Sometimes though, the cringe and the invitation to laugh and mock is the point. Lee Monks of the Plain English Campaign, an organization that campaigns against gobbledygook, jargon and misleading public information argues that “the fact that a lot of these titles become items of ridicule draws a lot of publicity. Whether or not bad publicity is better than none is another matter.”
Shapermint, a retailer of women’s underwear, for example, recently announced that it was looking for its “first-ever Chief Mom Officer.” The job, which can be done remotely, will involve championing body positivity and women in the workplace, as well as helping with product innovation, market research, content creation, and brand ambassadorship.
It is, in other words, largely a marketing job, and its announcement on a PR website suggests that the company is looking to use the term to raise its profile. News of the opening spread across both financial websites and sites aimed at moms. By advertising for a “Chief Mom Officer” instead of a social media manager and inviting a discussion about the strange new role, the company was able to win attention and build its brand.
So should a company create unusual job titles or stick with the tried, tested, and dull?
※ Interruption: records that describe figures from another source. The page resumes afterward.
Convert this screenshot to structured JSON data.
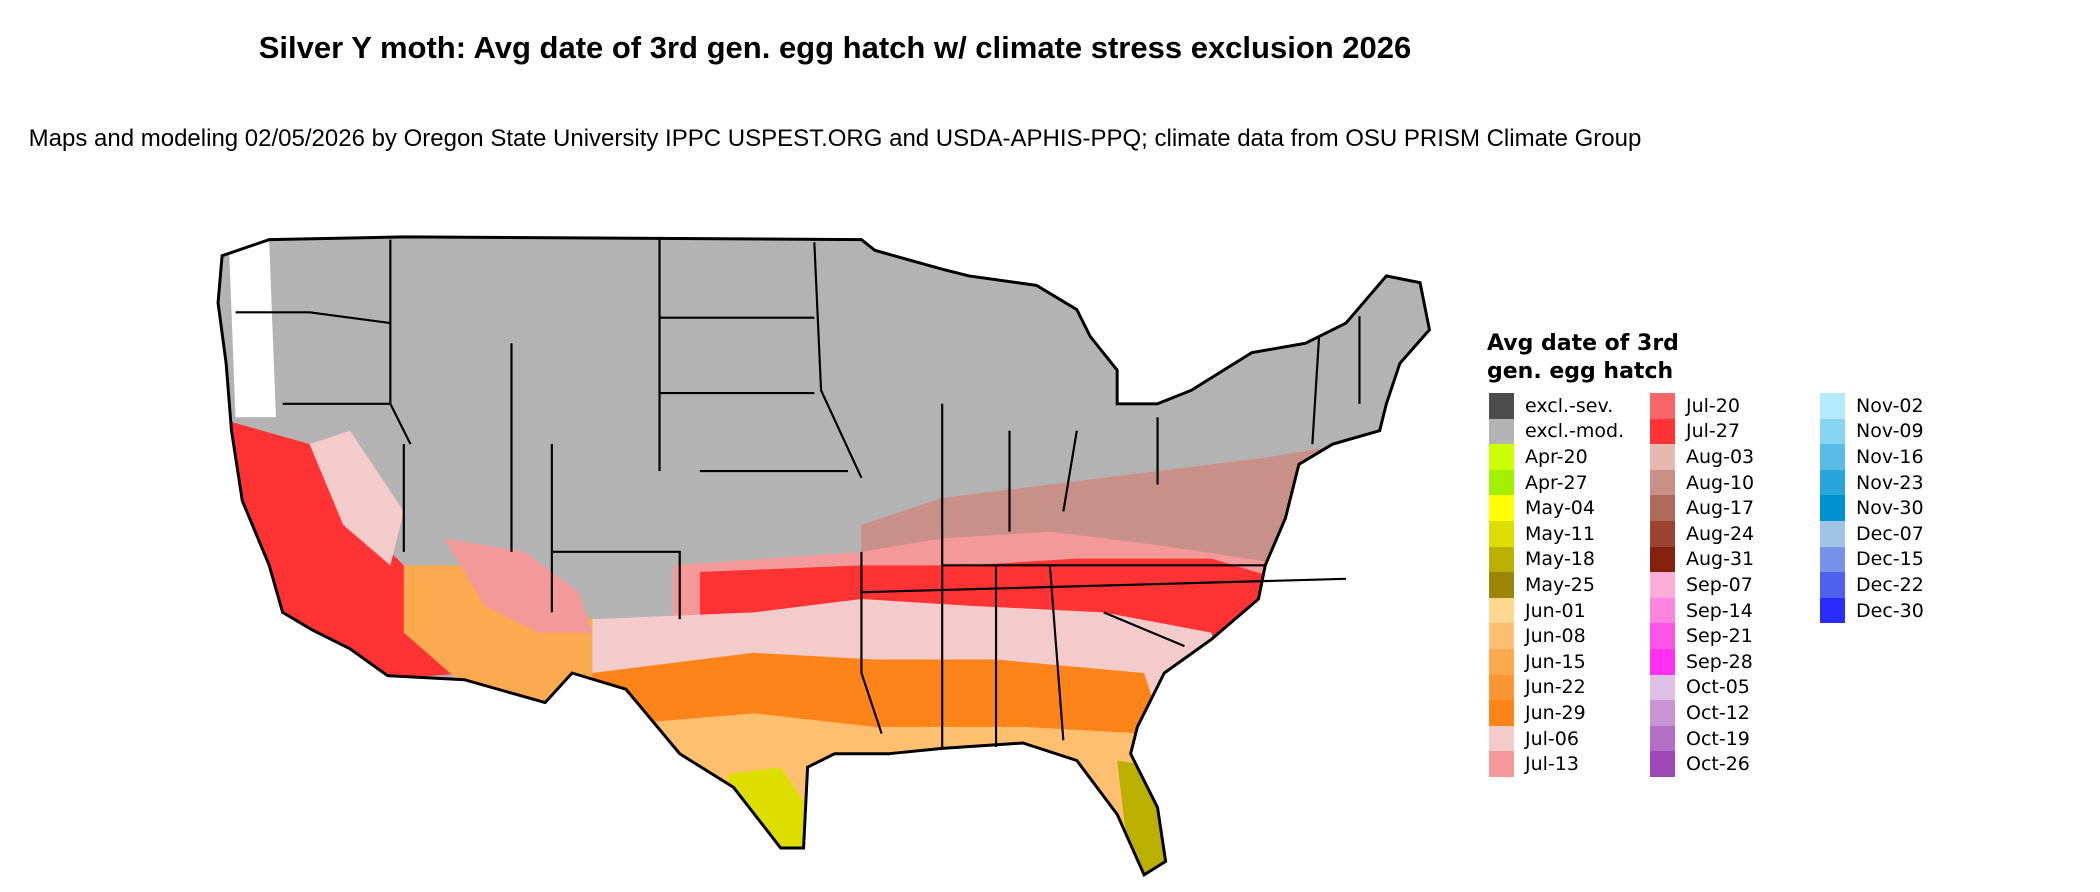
{
  "title": "Silver Y moth: Avg date of 3rd gen. egg hatch w/ climate stress exclusion 2026",
  "subtitle": "Maps and modeling 02/05/2026 by Oregon State University IPPC USPEST.ORG and USDA-APHIS-PPQ; climate data from OSU PRISM Climate Group",
  "legend": {
    "title": "Avg date of 3rd gen. egg hatch",
    "items": [
      {
        "label": "excl.-sev.",
        "color": "#4d4d4d"
      },
      {
        "label": "excl.-mod.",
        "color": "#b3b3b3"
      },
      {
        "label": "Apr-20",
        "color": "#ccff00"
      },
      {
        "label": "Apr-27",
        "color": "#a3f000"
      },
      {
        "label": "May-04",
        "color": "#ffff00"
      },
      {
        "label": "May-11",
        "color": "#dddd00"
      },
      {
        "label": "May-18",
        "color": "#bbb000"
      },
      {
        "label": "May-25",
        "color": "#9a8508"
      },
      {
        "label": "Jun-01",
        "color": "#fed790"
      },
      {
        "label": "Jun-08",
        "color": "#fec070"
      },
      {
        "label": "Jun-15",
        "color": "#fcaa50"
      },
      {
        "label": "Jun-22",
        "color": "#fd9535"
      },
      {
        "label": "Jun-29",
        "color": "#fd8418"
      },
      {
        "label": "Jul-06",
        "color": "#f3cbcb"
      },
      {
        "label": "Jul-13",
        "color": "#f39999"
      },
      {
        "label": "Jul-20",
        "color": "#f76666"
      },
      {
        "label": "Jul-27",
        "color": "#ff3333"
      },
      {
        "label": "Aug-03",
        "color": "#e6b8b0"
      },
      {
        "label": "Aug-10",
        "color": "#c99088"
      },
      {
        "label": "Aug-17",
        "color": "#b06a5c"
      },
      {
        "label": "Aug-24",
        "color": "#9b4433"
      },
      {
        "label": "Aug-31",
        "color": "#83200e"
      },
      {
        "label": "Sep-07",
        "color": "#fdadd8"
      },
      {
        "label": "Sep-14",
        "color": "#fd85dd"
      },
      {
        "label": "Sep-21",
        "color": "#fd55e5"
      },
      {
        "label": "Sep-28",
        "color": "#ff30f0"
      },
      {
        "label": "Oct-05",
        "color": "#e0bfe6"
      },
      {
        "label": "Oct-12",
        "color": "#c994d4"
      },
      {
        "label": "Oct-19",
        "color": "#b36ec6"
      },
      {
        "label": "Oct-26",
        "color": "#9e48b7"
      },
      {
        "label": "Nov-02",
        "color": "#b3ebfd"
      },
      {
        "label": "Nov-09",
        "color": "#87d4f0"
      },
      {
        "label": "Nov-16",
        "color": "#58bce6"
      },
      {
        "label": "Nov-23",
        "color": "#2aa5da"
      },
      {
        "label": "Nov-30",
        "color": "#0091d0"
      },
      {
        "label": "Dec-07",
        "color": "#a0c4e6"
      },
      {
        "label": "Dec-15",
        "color": "#7891ea"
      },
      {
        "label": "Dec-22",
        "color": "#4f60ee"
      },
      {
        "label": "Dec-30",
        "color": "#2a2cfd"
      }
    ]
  }
}
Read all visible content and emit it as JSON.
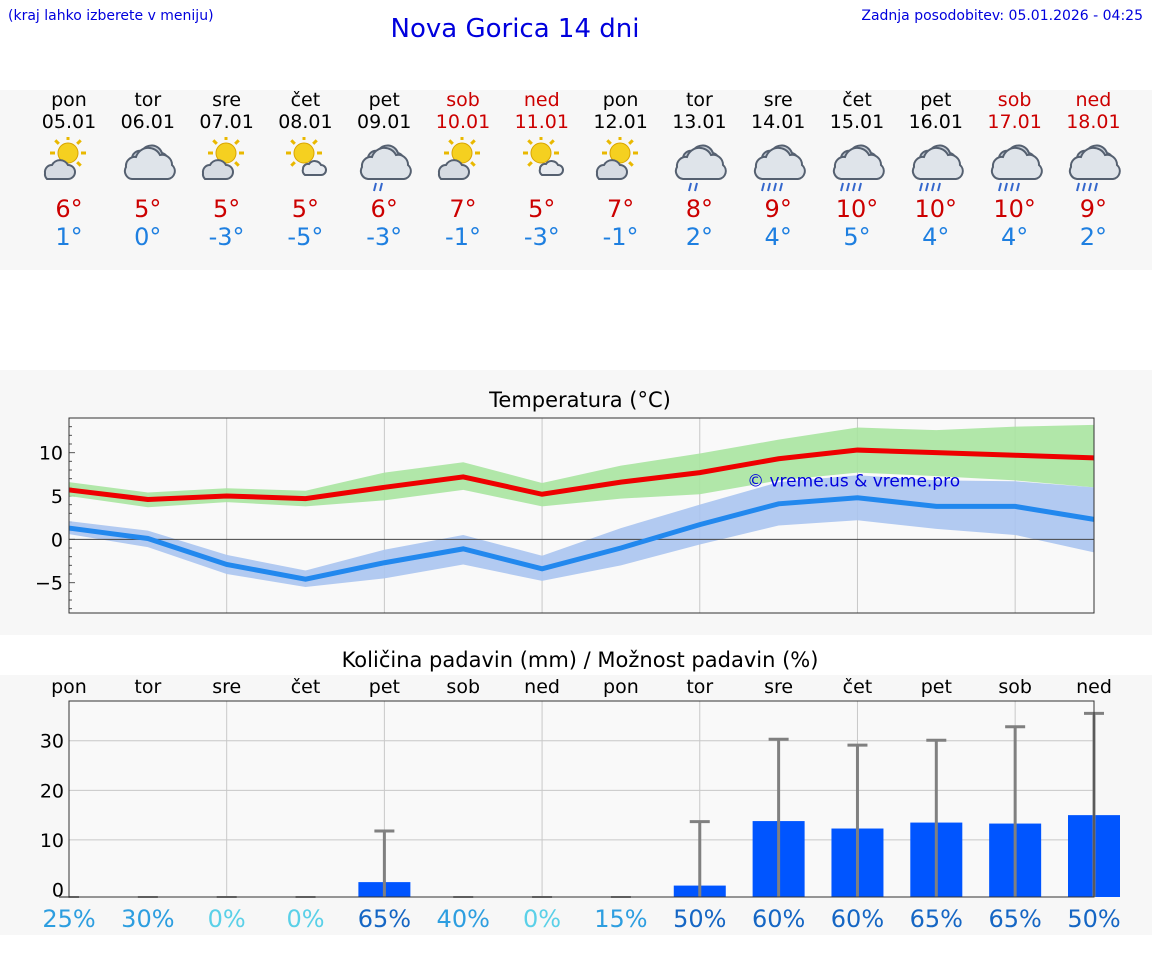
{
  "header": {
    "location_hint": "(kraj lahko izberete v meniju)",
    "title": "Nova Gorica 14 dni",
    "updated": "Zadnja posodobitev: 05.01.2026 - 04:25"
  },
  "days": [
    {
      "name": "pon",
      "date": "05.01",
      "icon": "sun-cloud-icon",
      "max": "6°",
      "min": "1°",
      "weekend": false
    },
    {
      "name": "tor",
      "date": "06.01",
      "icon": "cloudy-icon",
      "max": "5°",
      "min": "0°",
      "weekend": false
    },
    {
      "name": "sre",
      "date": "07.01",
      "icon": "sun-cloud-icon",
      "max": "5°",
      "min": "-3°",
      "weekend": false
    },
    {
      "name": "čet",
      "date": "08.01",
      "icon": "sun-small-cloud-icon",
      "max": "5°",
      "min": "-5°",
      "weekend": false
    },
    {
      "name": "pet",
      "date": "09.01",
      "icon": "light-rain-icon",
      "max": "6°",
      "min": "-3°",
      "weekend": false
    },
    {
      "name": "sob",
      "date": "10.01",
      "icon": "sun-cloud-icon",
      "max": "7°",
      "min": "-1°",
      "weekend": true
    },
    {
      "name": "ned",
      "date": "11.01",
      "icon": "sun-small-cloud-icon",
      "max": "5°",
      "min": "-3°",
      "weekend": true
    },
    {
      "name": "pon",
      "date": "12.01",
      "icon": "sun-cloud-icon",
      "max": "7°",
      "min": "-1°",
      "weekend": false
    },
    {
      "name": "tor",
      "date": "13.01",
      "icon": "light-rain-icon",
      "max": "8°",
      "min": "2°",
      "weekend": false
    },
    {
      "name": "sre",
      "date": "14.01",
      "icon": "rain-icon",
      "max": "9°",
      "min": "4°",
      "weekend": false
    },
    {
      "name": "čet",
      "date": "15.01",
      "icon": "rain-icon",
      "max": "10°",
      "min": "5°",
      "weekend": false
    },
    {
      "name": "pet",
      "date": "16.01",
      "icon": "rain-icon",
      "max": "10°",
      "min": "4°",
      "weekend": false
    },
    {
      "name": "sob",
      "date": "17.01",
      "icon": "rain-icon",
      "max": "10°",
      "min": "4°",
      "weekend": true
    },
    {
      "name": "ned",
      "date": "18.01",
      "icon": "rain-icon",
      "max": "9°",
      "min": "2°",
      "weekend": true
    }
  ],
  "colors": {
    "max_line": "#ee0000",
    "max_band": "#a8e4a0",
    "min_line": "#2288ee",
    "min_band": "#aac4f0",
    "bar": "#0055ff",
    "errbar": "#808080",
    "copyright": "#0000dd"
  },
  "chart_data": [
    {
      "type": "line",
      "title": "Temperatura (°C)",
      "x": [
        0,
        1,
        2,
        3,
        4,
        5,
        6,
        7,
        8,
        9,
        10,
        11,
        12,
        13
      ],
      "ylim": [
        -8.5,
        14
      ],
      "yticks": [
        "−5",
        "0",
        "5",
        "10"
      ],
      "ytick_values": [
        -5,
        0,
        5,
        10
      ],
      "annotation": "© vreme.us & vreme.pro",
      "series": [
        {
          "name": "max",
          "values": [
            5.7,
            4.6,
            5.0,
            4.7,
            6.0,
            7.2,
            5.2,
            6.6,
            7.7,
            9.3,
            10.3,
            10.0,
            9.7,
            9.4
          ],
          "band_low": [
            5.0,
            3.7,
            4.3,
            3.8,
            4.5,
            5.7,
            3.8,
            4.7,
            5.2,
            6.8,
            7.7,
            7.3,
            6.8,
            6.0
          ],
          "band_high": [
            6.6,
            5.4,
            5.9,
            5.6,
            7.7,
            8.9,
            6.5,
            8.5,
            9.9,
            11.5,
            12.9,
            12.6,
            13.0,
            13.2
          ]
        },
        {
          "name": "min",
          "values": [
            1.3,
            0.1,
            -2.9,
            -4.6,
            -2.7,
            -1.1,
            -3.4,
            -1.0,
            1.7,
            4.1,
            4.8,
            3.8,
            3.8,
            2.3
          ],
          "band_low": [
            0.6,
            -0.9,
            -4.0,
            -5.5,
            -4.5,
            -2.9,
            -4.8,
            -3.0,
            -0.6,
            1.6,
            2.2,
            1.2,
            0.5,
            -1.5
          ],
          "band_high": [
            2.1,
            1.0,
            -1.8,
            -3.6,
            -1.2,
            0.5,
            -1.9,
            1.3,
            4.0,
            6.6,
            7.4,
            6.8,
            6.7,
            6.0
          ]
        }
      ]
    },
    {
      "type": "bar",
      "title": "Količina padavin (mm) / Možnost padavin (%)",
      "categories": [
        "pon",
        "tor",
        "sre",
        "čet",
        "pet",
        "sob",
        "ned",
        "pon",
        "tor",
        "sre",
        "čet",
        "pet",
        "sob",
        "ned"
      ],
      "values": [
        0,
        0,
        0,
        0,
        1.5,
        0,
        0,
        0,
        0.8,
        13.8,
        12.3,
        13.5,
        13.3,
        15.0
      ],
      "err_high": [
        0,
        0,
        0,
        0,
        11.8,
        0,
        0,
        0,
        13.7,
        30.3,
        29.1,
        30.1,
        32.8,
        35.5
      ],
      "ylim": [
        -1.5,
        38
      ],
      "yticks": [
        "0",
        "10",
        "20",
        "30"
      ],
      "ytick_values": [
        0,
        10,
        20,
        30
      ],
      "probability": [
        "25%",
        "30%",
        "0%",
        "0%",
        "65%",
        "40%",
        "0%",
        "15%",
        "50%",
        "60%",
        "60%",
        "65%",
        "65%",
        "50%"
      ],
      "probability_values": [
        25,
        30,
        0,
        0,
        65,
        40,
        0,
        15,
        50,
        60,
        60,
        65,
        65,
        50
      ]
    }
  ]
}
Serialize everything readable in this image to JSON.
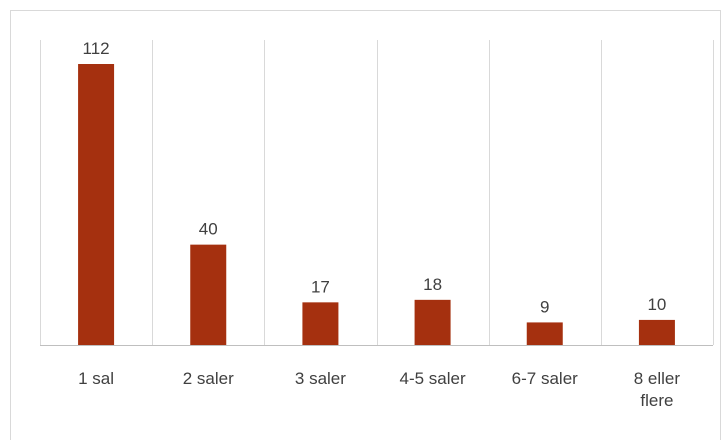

Lee Monk recommends against being creative with job titles… unless you want a few pretentious applicants. Lisa Merriam, whose Fortune 500 and private equity-backed companies tend to be more focused on building value than looking cool, recommends prioritizing clarity. “The purpose of the title is primarily to identify function and role within a larger team. When title gets in the way of clarity, it is a fail. If you can inject a little personality without impinging on clarity, maybe give it a try. In general, efforts and brand building and culture building are best made elsewhere.”
Begin then by deciding why you’re creating an unusual job title. If you’re only doing it to be different and to make an otherwise regular job sound cooler and more unusual than it is, then you should think again. You’ll have fewer applicants in general, and fewer female applicants in particular. You’ll also put off both experienced older workers and new graduates looking for their first job. You’ll confuse customers and employees who will wonder why the company doesn’t have any customer service representatives or aren’t clear from the company’s job title who’s responsible for which functions.
But if you’re producing a position that isn’t closely linked to a team and doesn’t require the employee to explain to members of the public what exactly they do, then a creative job title might be a useful way of attracting publicity. Come up with something fun and vaguely ridiculous, and tell the world about it.
You can also copy Elon Musk’s idea. No one either inside the company or outside might understand the responsibilities of the “Technoking of Tesla” but Musk did retain the title of chief executive. It’s still clear who’s in charge. There’s no law saying that your company can’t have a “customer care evangelist” but there’s also no law saying that workers can’t have more than one title: a strange one to build the culture and a sensible one to ensure smoothing functioning.
“Most people find such titles amusing and can see the funny side,” says Lee Monk. “But then again we do need to poke fun at something in our yearly awards.”